The Impact of Value-Based Mental Health Care on Racial and Ethnic Disparities

Despite high demand, access to quality and affordable mental health care remains a challenge for many Americans. Less than half of those with mental health illness receive care and only about 10 percent of those with substance use disorders receive treatment, according to the National Survey on Drug Use and Health. For people of color, the numbers are even lower.

Accountable Care Organizations (ACOs) are supposed to improve coordination of health care services, but little is known about their impact on use of mental health and substance use treatment or on racial/ethnic disparities in care.

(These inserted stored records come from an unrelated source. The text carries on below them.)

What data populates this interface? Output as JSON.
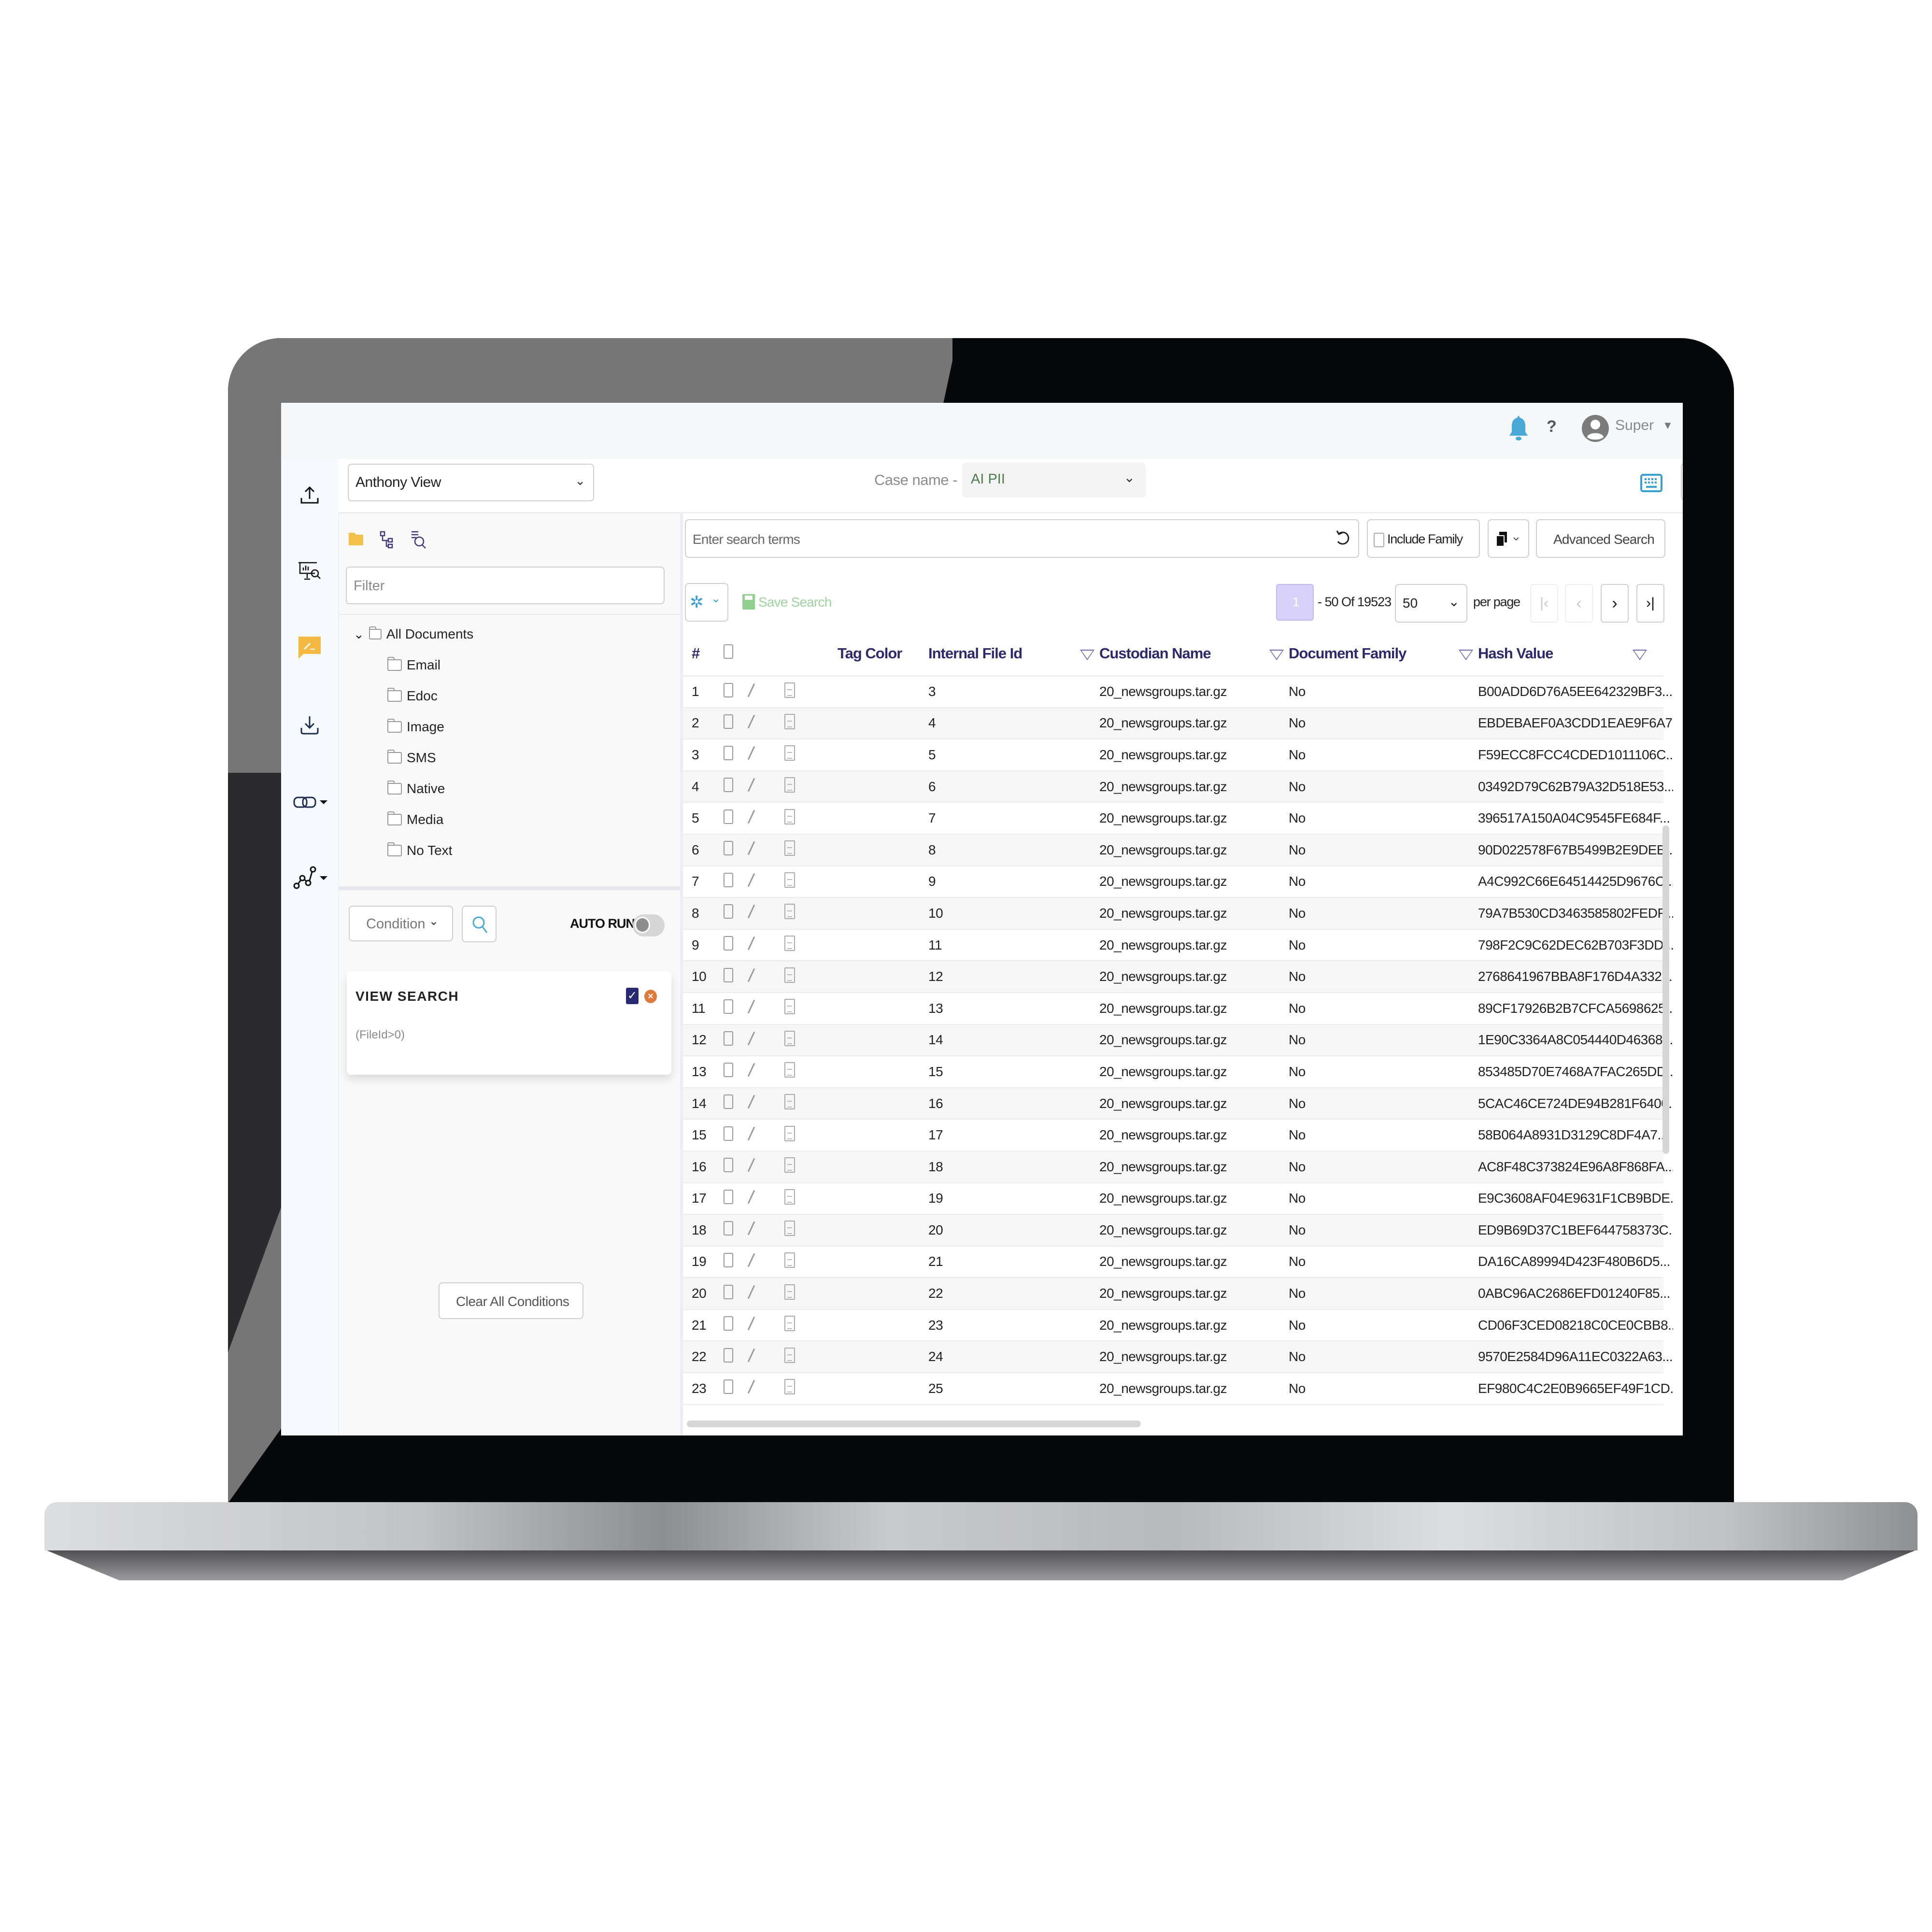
{
  "topbar": {
    "user_name": "Super",
    "icons": [
      "bell-icon",
      "help-icon",
      "user-avatar-icon",
      "caret-down-icon"
    ]
  },
  "rail": {
    "items": [
      {
        "name": "upload-icon"
      },
      {
        "name": "presentation-search-icon"
      },
      {
        "name": "comment-edit-icon",
        "active": true
      },
      {
        "name": "download-icon"
      },
      {
        "name": "link-icon",
        "has_dropdown": true
      },
      {
        "name": "graph-nodes-icon",
        "has_dropdown": true
      }
    ]
  },
  "view_select": {
    "value": "Anthony View"
  },
  "case": {
    "label": "Case name -",
    "value": "AI PII"
  },
  "tools": {
    "icons": [
      "keyboard-icon",
      "history-icon"
    ]
  },
  "left_panel": {
    "toolbar_icons": [
      "folder-icon",
      "tree-structure-icon",
      "list-search-icon"
    ],
    "filter_placeholder": "Filter",
    "tree": {
      "root": "All Documents",
      "children": [
        "Email",
        "Edoc",
        "Image",
        "SMS",
        "Native",
        "Media",
        "No Text"
      ]
    },
    "condition_button": "Condition",
    "auto_run_label": "AUTO RUN",
    "auto_run_on": false,
    "view_search": {
      "title": "VIEW SEARCH",
      "query": "(FileId>0)",
      "checked": true
    },
    "clear_button": "Clear All Conditions"
  },
  "search": {
    "placeholder": "Enter search terms",
    "include_family_label": "Include Family",
    "include_family_checked": false,
    "advanced_search_label": "Advanced Search",
    "save_search_label": "Save Search"
  },
  "pagination": {
    "current_page": "1",
    "range_text": "- 50 Of 19523",
    "per_page_value": "50",
    "per_page_label": "per page"
  },
  "table": {
    "columns": [
      "#",
      "",
      "Tag Color",
      "Internal File Id",
      "Custodian Name",
      "Document Family",
      "Hash Value"
    ],
    "rows": [
      {
        "n": "1",
        "id": "3",
        "custodian": "20_newsgroups.tar.gz",
        "family": "No",
        "hash": "B00ADD6D76A5EE642329BF3..."
      },
      {
        "n": "2",
        "id": "4",
        "custodian": "20_newsgroups.tar.gz",
        "family": "No",
        "hash": "EBDEBAEF0A3CDD1EAE9F6A7..."
      },
      {
        "n": "3",
        "id": "5",
        "custodian": "20_newsgroups.tar.gz",
        "family": "No",
        "hash": "F59ECC8FCC4CDED1011106C..."
      },
      {
        "n": "4",
        "id": "6",
        "custodian": "20_newsgroups.tar.gz",
        "family": "No",
        "hash": "03492D79C62B79A32D518E53..."
      },
      {
        "n": "5",
        "id": "7",
        "custodian": "20_newsgroups.tar.gz",
        "family": "No",
        "hash": "396517A150A04C9545FE684F..."
      },
      {
        "n": "6",
        "id": "8",
        "custodian": "20_newsgroups.tar.gz",
        "family": "No",
        "hash": "90D022578F67B5499B2E9DEB..."
      },
      {
        "n": "7",
        "id": "9",
        "custodian": "20_newsgroups.tar.gz",
        "family": "No",
        "hash": "A4C992C66E64514425D9676C..."
      },
      {
        "n": "8",
        "id": "10",
        "custodian": "20_newsgroups.tar.gz",
        "family": "No",
        "hash": "79A7B530CD3463585802FEDF..."
      },
      {
        "n": "9",
        "id": "11",
        "custodian": "20_newsgroups.tar.gz",
        "family": "No",
        "hash": "798F2C9C62DEC62B703F3DD..."
      },
      {
        "n": "10",
        "id": "12",
        "custodian": "20_newsgroups.tar.gz",
        "family": "No",
        "hash": "2768641967BBA8F176D4A332..."
      },
      {
        "n": "11",
        "id": "13",
        "custodian": "20_newsgroups.tar.gz",
        "family": "No",
        "hash": "89CF17926B2B7CFCA5698625..."
      },
      {
        "n": "12",
        "id": "14",
        "custodian": "20_newsgroups.tar.gz",
        "family": "No",
        "hash": "1E90C3364A8C054440D46368..."
      },
      {
        "n": "13",
        "id": "15",
        "custodian": "20_newsgroups.tar.gz",
        "family": "No",
        "hash": "853485D70E7468A7FAC265DD..."
      },
      {
        "n": "14",
        "id": "16",
        "custodian": "20_newsgroups.tar.gz",
        "family": "No",
        "hash": "5CAC46CE724DE94B281F6400..."
      },
      {
        "n": "15",
        "id": "17",
        "custodian": "20_newsgroups.tar.gz",
        "family": "No",
        "hash": "58B064A8931D3129C8DF4A7..."
      },
      {
        "n": "16",
        "id": "18",
        "custodian": "20_newsgroups.tar.gz",
        "family": "No",
        "hash": "AC8F48C373824E96A8F868FA..."
      },
      {
        "n": "17",
        "id": "19",
        "custodian": "20_newsgroups.tar.gz",
        "family": "No",
        "hash": "E9C3608AF04E9631F1CB9BDE..."
      },
      {
        "n": "18",
        "id": "20",
        "custodian": "20_newsgroups.tar.gz",
        "family": "No",
        "hash": "ED9B69D37C1BEF644758373C..."
      },
      {
        "n": "19",
        "id": "21",
        "custodian": "20_newsgroups.tar.gz",
        "family": "No",
        "hash": "DA16CA89994D423F480B6D5..."
      },
      {
        "n": "20",
        "id": "22",
        "custodian": "20_newsgroups.tar.gz",
        "family": "No",
        "hash": "0ABC96AC2686EFD01240F85..."
      },
      {
        "n": "21",
        "id": "23",
        "custodian": "20_newsgroups.tar.gz",
        "family": "No",
        "hash": "CD06F3CED08218C0CE0CBB8..."
      },
      {
        "n": "22",
        "id": "24",
        "custodian": "20_newsgroups.tar.gz",
        "family": "No",
        "hash": "9570E2584D96A11EC0322A63..."
      },
      {
        "n": "23",
        "id": "25",
        "custodian": "20_newsgroups.tar.gz",
        "family": "No",
        "hash": "EF980C4C2E0B9665EF49F1CD..."
      }
    ]
  },
  "colors": {
    "accent_blue": "#4aa8d8",
    "header_navy": "#2d2a6b",
    "active_yellow": "#f3b941",
    "page_badge": "#d8d2fb",
    "save_green": "#8fd08f",
    "close_orange": "#e07a3a",
    "check_navy": "#2a2a72"
  }
}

Medicare, the federal health insurance program for people 65 or older and younger people with disabilities, introduced its own ACO program in 2012 called the Medicare Shared Savings Program (MSSP). Like other ACOs, the MSSP financially incentivizes health-care providers, hospitals, and suppliers to provide quality care while reducing overall costs.

A new study, published in print this month in the journal Health Services Research and led by Tufts, Cambridge Health Alliance, and Harvard Medical School researchers, found that the MSSP reduced disparities in outpatient mental health services among Native American beneficiaries.

At the same time, though, it lowered use of mental health and substance use services, and lowered quality of care for depression for Latino beneficiaries compared to whites. This is one of the first studies to explore MSSP ACOs’ impact on use of mental health and addiction services and racial/ethnic disparities in care for these conditions.

“With more than 11 million Medicare beneficiaries being served in the MSSP, the study findings have important implications in the care for Medicare beneficiaries,” said Andrea Acevedo, an assistant professor of community health in the School of Arts and Sciences and corresponding author of the paper. “Moving forward, there should be more emphasis placed on monitoring and reducing disparities in care.”

The researchers also note that providing better care for mental health and substance use conditions could potentially reducing overall ACO costs of delivering care, given evidence that individuals with mental health and substance use conditions have higher rates of costly services, including hospitalizations and emergency department visits.

They suggested that as Medicare-based ACO models evolve, monitoring how these changes affect provision and quality of mental health and substance use services and disparities are necessary.

“Given our findings on reductions of outpatient and inpatient care, it will be crucial that quality of care for these conditions are monitored, and disparities are measured, to ensure that as ACOs try to reduce costs, they do not do so at the risk of reducing needed care for individuals suffering from these conditions and increase disparities,” Acevedo said.